Managing Cloud KMS With AI: Rotation, IAM, and CMEK

There’s a category of cloud mistake where the cleanup is the disaster. Cloud KMS is the cleanest example I know. Someone tidying up “unused” keys disables an old key version, and somewhere a Cloud Storage bucket full of CMEK-encrypted objects becomes permanently unreadable — because the data was encrypted under that exact version and KMS will not decrypt it without that version enabled. No restore, no support ticket that brings it back. KMS rewards a specific mental model: keys have versions, data is bound to the version that encrypted it, and rotation creates new versions without migrating old data. Get that model right and key management is routine; get it wrong and you strand data. AI is a useful partner here, but only inside firm guardrails, because the failure mode is irreversible.

Least privilege and separation of duties

KMS IAM splits into two worlds that should rarely overlap: admins who manage keys, and the cryptoKeyEncrypterDecrypter role that services use to actually encrypt and decrypt. The audit findings I see most are a single principal holding both, broad grants at the key-ring level that should sit on one key, and human users holding the service role.

gcloud kms keys get-iam-policy my-key \
  --keyring=my-ring --location=us-central1

Prompt: “Here’s the IAM policy on a Cloud KMS key. Flag any principal that holds both key-admin and cryptoKeyEncrypterDecrypter (separation-of-duties violation), any grant at the key-ring level that should be scoped to a single key, and any human user holding the encrypt/decrypt service role. Recommend a least-privilege layout: service accounts for encrypt/decrypt, a separate audited admin group, and per-key scoping.”

Separation of duties isn’t bureaucratic box-checking here — it’s what stops one compromised credential from both reading data and covering its tracks by managing the key.

Rotation that doesn’t strand data

The most dangerous misconception about rotation is that it re-encrypts existing data. It doesn’t. Rotation creates a new primary key version that encrypts new data; everything already encrypted stays on its original version until something rewrites it. So old versions must remain enabled, and automatic rotation is safe precisely because it doesn’t touch existing ciphertext.

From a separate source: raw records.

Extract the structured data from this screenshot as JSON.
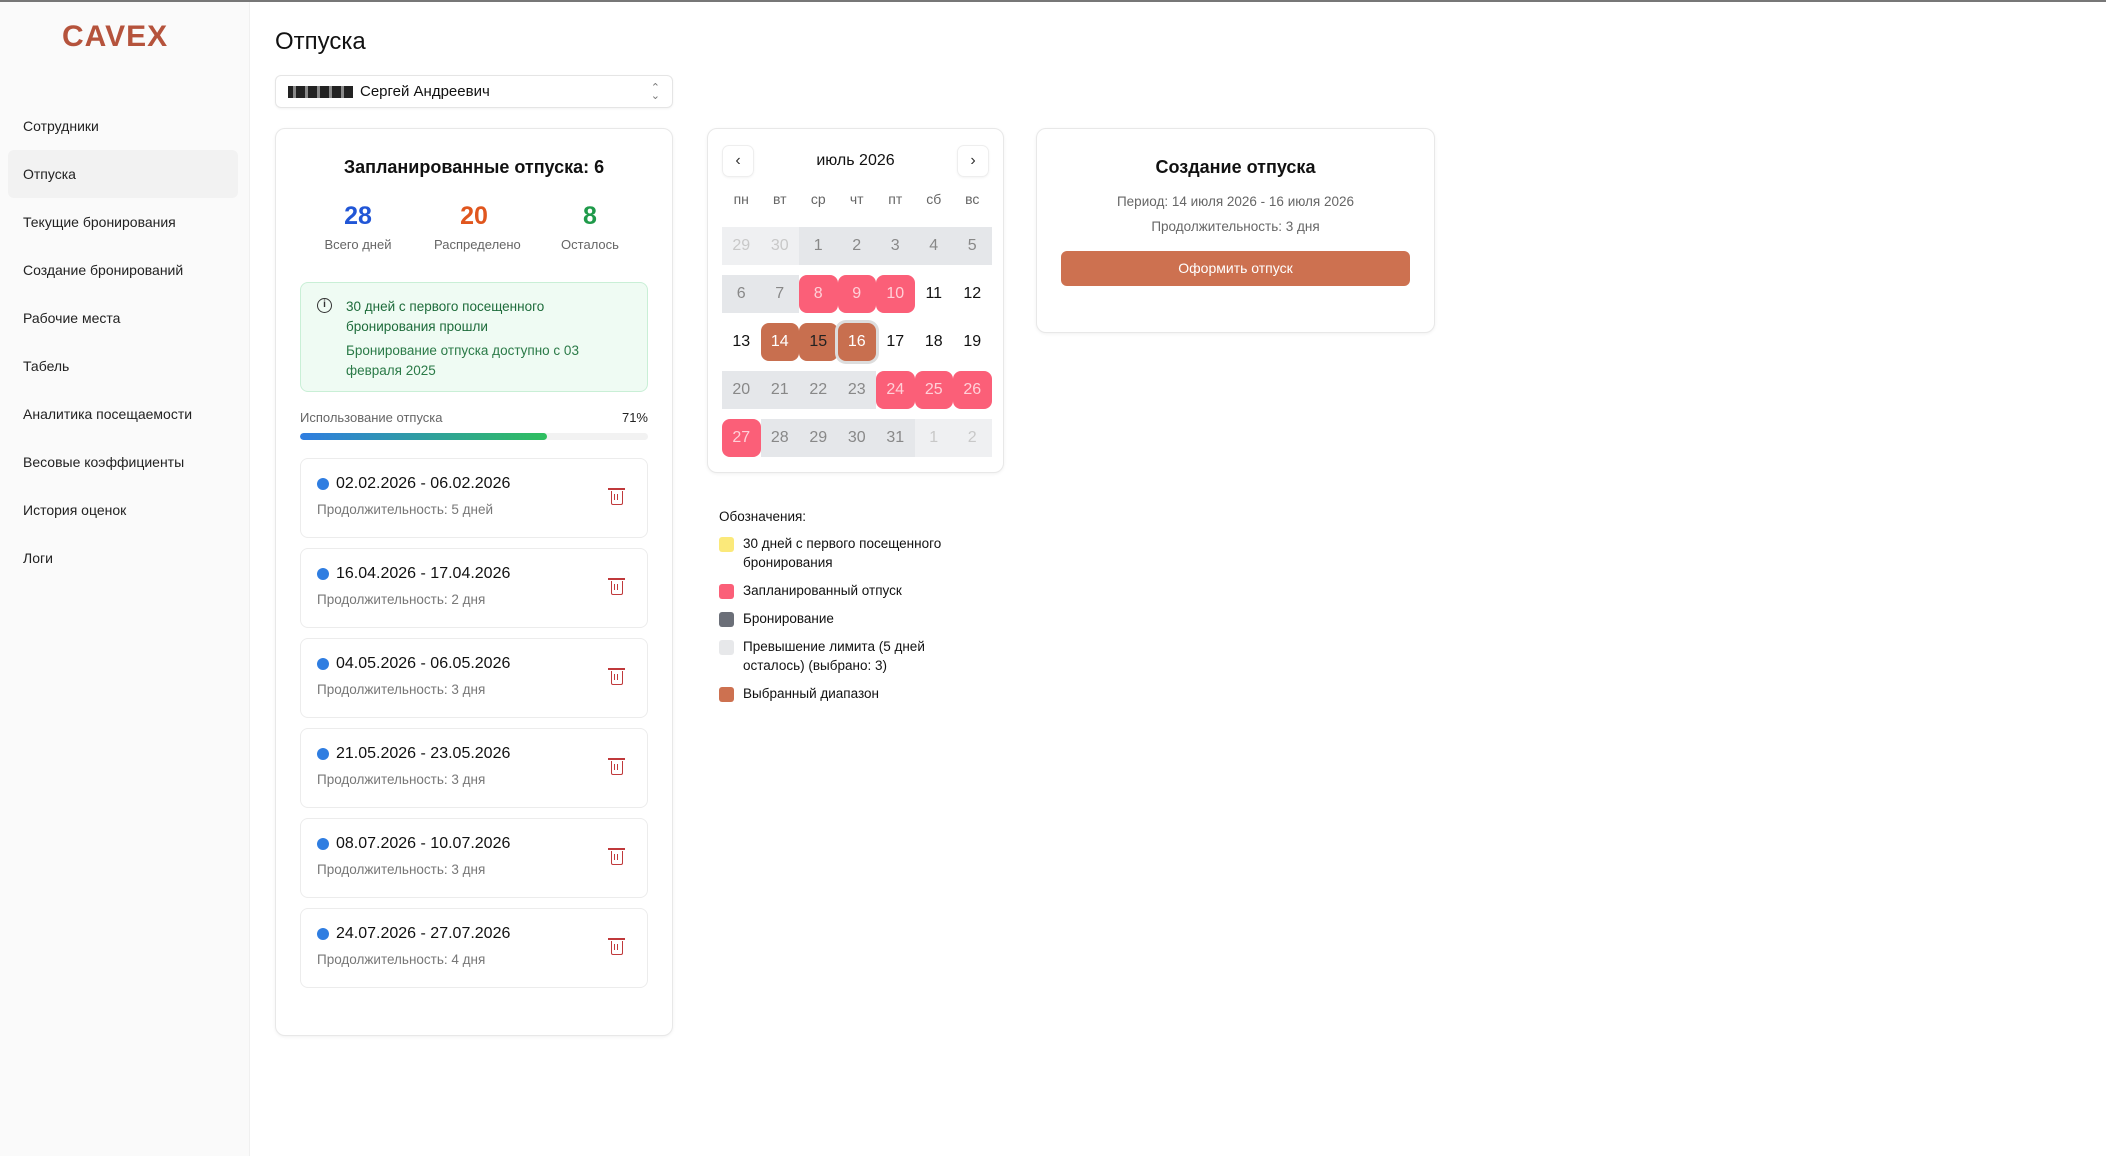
{
  "app": {
    "logo": "CAVEX"
  },
  "sidebar": {
    "items": [
      {
        "label": "Сотрудники"
      },
      {
        "label": "Отпуска",
        "active": true
      },
      {
        "label": "Текущие бронирования"
      },
      {
        "label": "Создание бронирований"
      },
      {
        "label": "Рабочие места"
      },
      {
        "label": "Табель"
      },
      {
        "label": "Аналитика посещаемости"
      },
      {
        "label": "Весовые коэффициенты"
      },
      {
        "label": "История оценок"
      },
      {
        "label": "Логи"
      }
    ]
  },
  "page": {
    "title": "Отпуска"
  },
  "employee_select": {
    "value": "Сергей Андреевич"
  },
  "planned": {
    "title": "Запланированные отпуска: 6",
    "stats": [
      {
        "value": "28",
        "label": "Всего дней",
        "color": "#2156d6"
      },
      {
        "value": "20",
        "label": "Распределено",
        "color": "#e0561e"
      },
      {
        "value": "8",
        "label": "Осталось",
        "color": "#1f9a4a"
      }
    ],
    "info": {
      "title": "30 дней с первого посещенного бронирования прошли",
      "text": "Бронирование отпуска доступно с 03 февраля 2025"
    },
    "usage": {
      "label": "Использование отпуска",
      "percent_label": "71%",
      "percent": 71
    },
    "items": [
      {
        "dates": "02.02.2026 - 06.02.2026",
        "duration": "Продолжительность: 5 дней"
      },
      {
        "dates": "16.04.2026 - 17.04.2026",
        "duration": "Продолжительность: 2 дня"
      },
      {
        "dates": "04.05.2026 - 06.05.2026",
        "duration": "Продолжительность: 3 дня"
      },
      {
        "dates": "21.05.2026 - 23.05.2026",
        "duration": "Продолжительность: 3 дня"
      },
      {
        "dates": "08.07.2026 - 10.07.2026",
        "duration": "Продолжительность: 3 дня"
      },
      {
        "dates": "24.07.2026 - 27.07.2026",
        "duration": "Продолжительность: 4 дня"
      }
    ]
  },
  "calendar": {
    "month": "июль 2026",
    "weekdays": [
      "пн",
      "вт",
      "ср",
      "чт",
      "пт",
      "сб",
      "вс"
    ],
    "days": [
      {
        "d": "29",
        "s": "out"
      },
      {
        "d": "30",
        "s": "out"
      },
      {
        "d": "1",
        "s": "limit"
      },
      {
        "d": "2",
        "s": "limit"
      },
      {
        "d": "3",
        "s": "limit"
      },
      {
        "d": "4",
        "s": "limit"
      },
      {
        "d": "5",
        "s": "limit"
      },
      {
        "d": "6",
        "s": "limit"
      },
      {
        "d": "7",
        "s": "limit"
      },
      {
        "d": "8",
        "s": "planned"
      },
      {
        "d": "9",
        "s": "planned"
      },
      {
        "d": "10",
        "s": "planned"
      },
      {
        "d": "11",
        "s": ""
      },
      {
        "d": "12",
        "s": ""
      },
      {
        "d": "13",
        "s": ""
      },
      {
        "d": "14",
        "s": "selected"
      },
      {
        "d": "15",
        "s": "selected mid"
      },
      {
        "d": "16",
        "s": "selected end"
      },
      {
        "d": "17",
        "s": ""
      },
      {
        "d": "18",
        "s": ""
      },
      {
        "d": "19",
        "s": ""
      },
      {
        "d": "20",
        "s": "limit"
      },
      {
        "d": "21",
        "s": "limit"
      },
      {
        "d": "22",
        "s": "limit"
      },
      {
        "d": "23",
        "s": "limit"
      },
      {
        "d": "24",
        "s": "planned"
      },
      {
        "d": "25",
        "s": "planned"
      },
      {
        "d": "26",
        "s": "planned"
      },
      {
        "d": "27",
        "s": "planned"
      },
      {
        "d": "28",
        "s": "limit"
      },
      {
        "d": "29",
        "s": "limit"
      },
      {
        "d": "30",
        "s": "limit"
      },
      {
        "d": "31",
        "s": "limit"
      },
      {
        "d": "1",
        "s": "out"
      },
      {
        "d": "2",
        "s": "out"
      }
    ]
  },
  "legend": {
    "title": "Обозначения:",
    "items": [
      {
        "label": "30 дней с первого посещенного бронирования",
        "color": "#fbe97a"
      },
      {
        "label": "Запланированный отпуск",
        "color": "#fb5f78"
      },
      {
        "label": "Бронирование",
        "color": "#6b6f78"
      },
      {
        "label": "Превышение лимита (5 дней осталось) (выбрано: 3)",
        "color": "#e7e8ea"
      },
      {
        "label": "Выбранный диапазон",
        "color": "#cd7150"
      }
    ]
  },
  "create": {
    "title": "Создание отпуска",
    "period": "Период: 14 июля 2026 - 16 июля 2026",
    "duration": "Продолжительность: 3 дня",
    "button": "Оформить отпуск"
  }
}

gcloud kms keys update my-key --keyring=my-ring \
  --location=us-central1 --rotation-period=90d --next-rotation-time=...

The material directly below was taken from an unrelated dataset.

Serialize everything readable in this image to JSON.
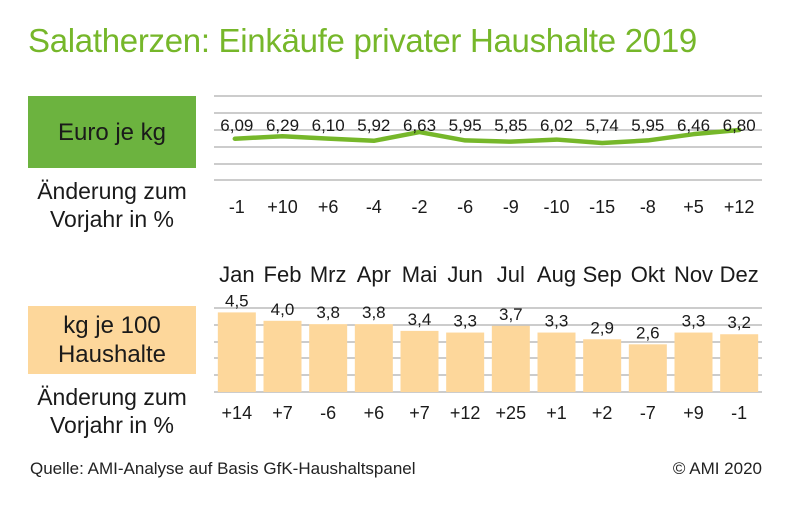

Prompt: “We want to set 90-day automatic rotation on this key, which encrypts CMEK data in Cloud Storage and BigQuery. Confirm what rotation actually does — that it creates a new version for new data and does NOT re-encrypt existing data — and explain why old key versions must stay ENABLED for existing data to remain readable. Then give the rotation config and what to monitor.”

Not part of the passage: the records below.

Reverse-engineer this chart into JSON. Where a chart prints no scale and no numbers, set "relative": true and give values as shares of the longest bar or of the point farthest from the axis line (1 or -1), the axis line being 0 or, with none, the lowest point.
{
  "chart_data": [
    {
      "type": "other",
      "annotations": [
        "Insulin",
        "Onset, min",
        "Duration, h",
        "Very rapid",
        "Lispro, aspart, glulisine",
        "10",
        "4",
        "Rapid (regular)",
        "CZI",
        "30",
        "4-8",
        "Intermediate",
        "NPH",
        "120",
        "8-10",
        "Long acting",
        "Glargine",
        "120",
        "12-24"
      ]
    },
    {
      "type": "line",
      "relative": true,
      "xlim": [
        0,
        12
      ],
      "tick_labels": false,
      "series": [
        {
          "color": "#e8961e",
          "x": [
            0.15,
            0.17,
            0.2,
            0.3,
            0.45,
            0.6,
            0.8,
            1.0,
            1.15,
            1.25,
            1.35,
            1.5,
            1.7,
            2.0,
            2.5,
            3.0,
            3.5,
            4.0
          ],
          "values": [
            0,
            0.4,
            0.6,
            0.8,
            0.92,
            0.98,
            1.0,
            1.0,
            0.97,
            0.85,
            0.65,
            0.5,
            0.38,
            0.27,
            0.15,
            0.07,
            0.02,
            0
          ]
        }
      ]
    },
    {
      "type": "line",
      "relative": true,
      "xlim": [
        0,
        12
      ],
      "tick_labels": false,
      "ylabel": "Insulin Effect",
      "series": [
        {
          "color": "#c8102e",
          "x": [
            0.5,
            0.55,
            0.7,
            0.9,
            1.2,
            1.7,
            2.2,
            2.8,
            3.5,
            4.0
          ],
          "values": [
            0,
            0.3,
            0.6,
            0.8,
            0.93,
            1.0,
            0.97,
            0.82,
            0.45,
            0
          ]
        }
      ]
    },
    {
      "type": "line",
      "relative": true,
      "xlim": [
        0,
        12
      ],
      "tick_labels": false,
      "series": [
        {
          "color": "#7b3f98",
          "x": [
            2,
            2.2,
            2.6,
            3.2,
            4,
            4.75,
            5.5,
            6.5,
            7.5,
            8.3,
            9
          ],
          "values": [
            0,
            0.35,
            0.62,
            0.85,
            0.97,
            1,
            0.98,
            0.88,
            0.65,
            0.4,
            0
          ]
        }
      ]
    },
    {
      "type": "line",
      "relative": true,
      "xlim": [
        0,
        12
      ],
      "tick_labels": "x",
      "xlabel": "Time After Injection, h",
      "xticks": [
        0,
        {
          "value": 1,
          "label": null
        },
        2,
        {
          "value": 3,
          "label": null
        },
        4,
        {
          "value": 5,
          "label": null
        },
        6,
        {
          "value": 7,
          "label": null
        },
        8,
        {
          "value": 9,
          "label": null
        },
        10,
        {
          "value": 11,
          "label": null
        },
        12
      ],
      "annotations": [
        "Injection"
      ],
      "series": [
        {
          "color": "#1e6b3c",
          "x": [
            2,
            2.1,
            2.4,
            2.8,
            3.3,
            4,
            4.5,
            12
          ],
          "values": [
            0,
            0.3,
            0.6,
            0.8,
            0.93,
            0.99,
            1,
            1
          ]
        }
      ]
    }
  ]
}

That clarification prevents the catastrophic follow-on action: a well-meaning engineer setting rotation, assuming the data has migrated, and then destroying the old versions. The model spelling out that existing data stays on its original version is what stops the disaster before it starts.

CMEK coverage and the dependency it creates

Customer-managed encryption keys let you control the keys behind managed services, but they also create a hard dependency: if the key is disabled or the service agent loses its grant, the service loses access to its data instantly. So CMEK review is partly a coverage check and partly a dependency map.

Prompt: “For each of these services holding sensitive data — Cloud Storage, BigQuery, Compute disks — check whether CMEK is applied and that the right service agent has cryptoKeyEncrypterDecrypter on the key. For each CMEK relationship, state the dependency explicitly: what breaks if this key is disabled or this grant is removed. I want to know exactly what I’d strand.”

Knowing the dependency map is what makes every later decision safe. Before anyone disables a key or revokes a grant, the map tells them what data hangs off it.

Destroy safety: the reversible path

When a key version genuinely needs to go, the safe sequence is disable first, watch for breakage, then schedule destruction with the built-in delay — never immediate destruction.

Prompt: “I believe an old key version is no longer protecting any data and want to remove it. Give me a safe procedure: how to confirm nothing is still encrypted under it, why I should disable it first as a reversible test, and why scheduled destruction with the delay window is safer than immediate destruction. Treat this as potentially data-stranding and tell me what to verify before each step.”

Disabling is reversible — re-enable and access returns. Destruction is not. The scheduled-destruction delay exists as a last chance to catch a mistake, and I use it every time.

The honest division of labor

AI is strong at the structural KMS work: auditing key IAM for separation-of-duties violations, mapping CMEK dependencies, and laying out a safe rotation or destruction procedure. The rules follow from how versions and grants work, which is well-documented, so the model is reliable on them. What it cannot know is whether some forgotten archive bucket still holds objects encrypted under the version you’re about to destroy — only your inventory knows that.

So the guardrails are absolute: I never destroy a key version or revoke a service agent’s grant on the model’s word alone, and I always prefer disable-then-scheduled-destroy over immediate action. The reusable prompts live in my prompts library, and the GCP with AI series covers the identity layer these grants depend on, including least-privilege IAM for the service accounts that hold encrypt/decrypt rights. With KMS, the slow, reversible path is the professional one.